Figure 6.

miR-137 suppresses cell viability of HTR-8/SVneo cells by decreasing PRKAA1 and upregulating IL-6. Following cell treatment with different concentrations of IL-6 (15.0, 30.0, 37.5 45.0 and 52.5 pg/ml), dorsomorphin (2.5, 5 and 10 µM) and AICAR (0.10, 0.25 and 0.50 mM) for 24 h, with untreated cells as a control group, the viability of HTR-8/SVneo cells was measured using a Cell Counting Kit assay. (A) Different concentrations of IL-6 suppressed the viability of HTR-8/SVneo cells. (B) PRKAA1 inhibitor (dorsomorphin) decreased the viability of HTR-8/SVneo cells. (C) PRKAA1 agonist (AICAR) increased the viability of HTR-8/SVneo cells. (D) Inhibition of viability induced by overexpression of miR-137 in HTR-8/SVneo cells was partly reversed by PRKAA1 agonist (AICAR, 0.5 mM).

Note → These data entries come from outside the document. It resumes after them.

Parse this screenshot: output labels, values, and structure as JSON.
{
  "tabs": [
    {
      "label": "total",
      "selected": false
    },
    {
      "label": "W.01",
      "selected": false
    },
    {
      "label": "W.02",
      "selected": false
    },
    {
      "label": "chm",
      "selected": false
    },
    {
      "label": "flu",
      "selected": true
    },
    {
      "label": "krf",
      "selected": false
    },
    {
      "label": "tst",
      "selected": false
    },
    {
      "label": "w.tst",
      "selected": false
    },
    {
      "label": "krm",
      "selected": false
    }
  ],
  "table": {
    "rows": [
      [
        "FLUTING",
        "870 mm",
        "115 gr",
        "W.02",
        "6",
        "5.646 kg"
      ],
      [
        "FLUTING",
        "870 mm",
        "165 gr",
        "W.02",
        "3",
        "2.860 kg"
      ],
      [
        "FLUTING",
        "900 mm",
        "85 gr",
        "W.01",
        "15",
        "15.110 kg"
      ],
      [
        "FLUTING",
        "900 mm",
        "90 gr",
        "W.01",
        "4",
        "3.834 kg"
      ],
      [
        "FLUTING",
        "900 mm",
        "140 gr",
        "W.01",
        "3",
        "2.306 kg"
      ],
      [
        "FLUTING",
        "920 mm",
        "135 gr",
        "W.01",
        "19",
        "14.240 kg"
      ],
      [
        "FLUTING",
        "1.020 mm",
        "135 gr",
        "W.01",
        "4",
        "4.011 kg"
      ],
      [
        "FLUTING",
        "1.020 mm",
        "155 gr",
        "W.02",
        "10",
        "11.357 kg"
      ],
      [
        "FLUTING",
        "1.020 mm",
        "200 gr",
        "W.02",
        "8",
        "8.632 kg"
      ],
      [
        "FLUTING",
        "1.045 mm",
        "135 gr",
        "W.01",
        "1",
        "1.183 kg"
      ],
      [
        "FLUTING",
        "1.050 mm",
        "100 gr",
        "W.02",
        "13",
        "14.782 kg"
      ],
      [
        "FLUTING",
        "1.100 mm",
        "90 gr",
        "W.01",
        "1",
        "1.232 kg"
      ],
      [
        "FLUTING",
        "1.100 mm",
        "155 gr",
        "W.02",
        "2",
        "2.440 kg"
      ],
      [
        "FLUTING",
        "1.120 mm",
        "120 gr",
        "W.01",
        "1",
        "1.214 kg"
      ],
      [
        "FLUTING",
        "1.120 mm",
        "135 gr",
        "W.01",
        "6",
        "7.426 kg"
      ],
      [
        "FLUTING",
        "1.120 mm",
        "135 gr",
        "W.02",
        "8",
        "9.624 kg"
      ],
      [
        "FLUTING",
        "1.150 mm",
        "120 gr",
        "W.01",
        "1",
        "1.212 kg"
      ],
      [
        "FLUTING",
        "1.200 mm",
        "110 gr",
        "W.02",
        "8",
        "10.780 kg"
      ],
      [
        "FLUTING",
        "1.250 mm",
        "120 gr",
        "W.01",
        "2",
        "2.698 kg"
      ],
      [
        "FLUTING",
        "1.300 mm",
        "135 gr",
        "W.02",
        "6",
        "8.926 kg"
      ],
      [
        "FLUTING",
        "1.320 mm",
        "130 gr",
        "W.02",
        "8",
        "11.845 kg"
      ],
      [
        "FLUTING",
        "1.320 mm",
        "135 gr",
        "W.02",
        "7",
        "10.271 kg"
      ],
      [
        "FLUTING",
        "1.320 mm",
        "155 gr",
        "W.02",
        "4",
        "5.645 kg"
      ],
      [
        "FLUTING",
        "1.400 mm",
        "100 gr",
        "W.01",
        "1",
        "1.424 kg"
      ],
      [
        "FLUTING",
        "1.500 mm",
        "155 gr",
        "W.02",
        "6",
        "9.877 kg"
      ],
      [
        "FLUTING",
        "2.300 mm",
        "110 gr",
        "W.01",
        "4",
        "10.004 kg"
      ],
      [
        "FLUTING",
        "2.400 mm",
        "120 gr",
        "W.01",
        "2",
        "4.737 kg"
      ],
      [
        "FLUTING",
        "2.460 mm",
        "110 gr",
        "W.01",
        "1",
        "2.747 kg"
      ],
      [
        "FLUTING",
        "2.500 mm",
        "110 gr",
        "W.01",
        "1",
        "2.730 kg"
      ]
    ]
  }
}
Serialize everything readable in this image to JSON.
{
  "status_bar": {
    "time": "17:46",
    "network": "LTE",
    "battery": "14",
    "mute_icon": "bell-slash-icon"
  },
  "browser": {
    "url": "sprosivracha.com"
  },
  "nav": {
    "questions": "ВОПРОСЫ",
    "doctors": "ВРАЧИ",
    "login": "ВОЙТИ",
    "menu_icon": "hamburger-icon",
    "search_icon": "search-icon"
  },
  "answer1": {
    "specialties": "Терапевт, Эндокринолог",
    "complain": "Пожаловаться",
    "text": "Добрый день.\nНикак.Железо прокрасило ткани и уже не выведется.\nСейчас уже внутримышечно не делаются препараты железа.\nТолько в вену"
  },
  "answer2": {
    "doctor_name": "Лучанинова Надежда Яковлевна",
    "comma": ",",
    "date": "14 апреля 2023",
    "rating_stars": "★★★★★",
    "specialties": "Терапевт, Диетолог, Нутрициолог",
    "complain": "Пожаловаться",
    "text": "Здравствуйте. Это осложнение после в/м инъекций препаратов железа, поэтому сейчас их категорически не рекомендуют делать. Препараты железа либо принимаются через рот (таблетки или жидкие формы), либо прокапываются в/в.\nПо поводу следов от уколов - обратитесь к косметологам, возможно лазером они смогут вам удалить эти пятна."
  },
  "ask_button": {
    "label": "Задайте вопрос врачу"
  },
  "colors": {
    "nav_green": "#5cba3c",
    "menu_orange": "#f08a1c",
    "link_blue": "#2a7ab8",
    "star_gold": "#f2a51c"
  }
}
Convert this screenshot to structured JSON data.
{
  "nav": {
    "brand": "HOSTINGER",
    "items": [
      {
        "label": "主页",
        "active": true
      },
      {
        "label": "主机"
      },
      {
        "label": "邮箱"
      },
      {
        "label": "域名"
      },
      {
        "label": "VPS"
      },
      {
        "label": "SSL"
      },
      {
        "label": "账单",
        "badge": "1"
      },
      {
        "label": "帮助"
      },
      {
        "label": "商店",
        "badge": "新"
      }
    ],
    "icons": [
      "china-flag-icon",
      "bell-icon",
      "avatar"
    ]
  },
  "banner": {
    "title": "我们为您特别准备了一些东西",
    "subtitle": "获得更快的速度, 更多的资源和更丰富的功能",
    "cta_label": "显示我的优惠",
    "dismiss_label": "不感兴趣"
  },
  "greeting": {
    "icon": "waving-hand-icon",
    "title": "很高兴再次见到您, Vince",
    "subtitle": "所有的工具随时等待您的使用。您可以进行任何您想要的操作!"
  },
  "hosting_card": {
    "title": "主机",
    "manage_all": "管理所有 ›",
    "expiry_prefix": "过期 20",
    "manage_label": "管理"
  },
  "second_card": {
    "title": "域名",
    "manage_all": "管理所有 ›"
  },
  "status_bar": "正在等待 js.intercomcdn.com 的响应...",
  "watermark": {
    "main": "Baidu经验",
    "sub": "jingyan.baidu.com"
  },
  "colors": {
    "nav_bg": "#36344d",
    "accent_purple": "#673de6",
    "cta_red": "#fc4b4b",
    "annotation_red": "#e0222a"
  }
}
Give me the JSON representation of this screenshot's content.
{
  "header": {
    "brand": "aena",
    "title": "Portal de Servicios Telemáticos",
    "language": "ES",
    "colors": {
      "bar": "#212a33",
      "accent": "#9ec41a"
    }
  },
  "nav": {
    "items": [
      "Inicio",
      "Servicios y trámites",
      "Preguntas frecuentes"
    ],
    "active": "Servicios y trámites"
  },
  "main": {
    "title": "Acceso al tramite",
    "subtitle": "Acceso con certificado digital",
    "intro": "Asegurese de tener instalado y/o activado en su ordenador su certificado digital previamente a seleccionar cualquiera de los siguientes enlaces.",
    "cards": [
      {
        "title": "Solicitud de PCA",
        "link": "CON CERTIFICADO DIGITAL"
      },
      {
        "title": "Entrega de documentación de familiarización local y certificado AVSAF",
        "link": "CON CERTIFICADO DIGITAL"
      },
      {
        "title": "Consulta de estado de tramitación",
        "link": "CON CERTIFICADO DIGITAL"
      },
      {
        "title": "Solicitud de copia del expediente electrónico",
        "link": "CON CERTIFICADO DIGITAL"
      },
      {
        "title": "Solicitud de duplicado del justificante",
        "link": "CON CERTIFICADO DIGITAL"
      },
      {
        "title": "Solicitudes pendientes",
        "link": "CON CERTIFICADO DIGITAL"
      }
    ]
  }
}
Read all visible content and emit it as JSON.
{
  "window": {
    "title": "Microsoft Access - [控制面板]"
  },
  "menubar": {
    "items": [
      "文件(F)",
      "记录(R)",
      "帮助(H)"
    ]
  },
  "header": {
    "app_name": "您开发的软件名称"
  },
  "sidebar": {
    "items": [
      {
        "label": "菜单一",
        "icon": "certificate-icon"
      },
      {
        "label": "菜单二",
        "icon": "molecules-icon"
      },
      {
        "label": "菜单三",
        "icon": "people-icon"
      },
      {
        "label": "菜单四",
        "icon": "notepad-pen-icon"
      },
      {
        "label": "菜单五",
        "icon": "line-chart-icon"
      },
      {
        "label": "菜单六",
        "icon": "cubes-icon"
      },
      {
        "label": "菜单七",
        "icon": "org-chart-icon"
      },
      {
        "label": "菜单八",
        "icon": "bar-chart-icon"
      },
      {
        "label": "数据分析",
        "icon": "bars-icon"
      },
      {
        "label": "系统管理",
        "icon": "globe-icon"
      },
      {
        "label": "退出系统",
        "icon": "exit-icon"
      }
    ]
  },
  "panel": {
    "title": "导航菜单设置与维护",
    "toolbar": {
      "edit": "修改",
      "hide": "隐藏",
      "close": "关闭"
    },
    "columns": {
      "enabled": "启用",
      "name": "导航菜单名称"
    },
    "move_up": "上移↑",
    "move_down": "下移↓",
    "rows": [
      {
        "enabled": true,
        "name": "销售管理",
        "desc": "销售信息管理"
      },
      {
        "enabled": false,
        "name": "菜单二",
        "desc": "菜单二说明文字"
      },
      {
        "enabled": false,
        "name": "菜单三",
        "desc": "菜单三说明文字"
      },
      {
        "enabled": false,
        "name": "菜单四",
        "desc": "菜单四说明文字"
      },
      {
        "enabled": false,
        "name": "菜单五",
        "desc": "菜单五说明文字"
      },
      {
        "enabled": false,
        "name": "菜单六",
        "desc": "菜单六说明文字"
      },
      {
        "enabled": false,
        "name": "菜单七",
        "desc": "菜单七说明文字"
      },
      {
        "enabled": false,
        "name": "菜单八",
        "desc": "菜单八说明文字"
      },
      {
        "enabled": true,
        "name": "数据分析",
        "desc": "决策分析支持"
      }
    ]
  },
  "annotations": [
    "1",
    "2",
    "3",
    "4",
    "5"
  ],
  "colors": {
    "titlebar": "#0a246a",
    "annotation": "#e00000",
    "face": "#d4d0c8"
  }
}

Data are presented as the mean ± standard error of the mean; statistical significance (P<0.05) was determined using Student's t-test or one-way analysis of variance followed Student-Newman-Keuls test, ^*P<0.05, ^**P<0.01, ^***P<0.001. NS, no significant difference; miR-137, microRNA-137; PRKAA1 protein kinase AMP-activated catalytic subunit α1; IL-6, interleukin-6p; LV, lentiviral vector; NC, negative control.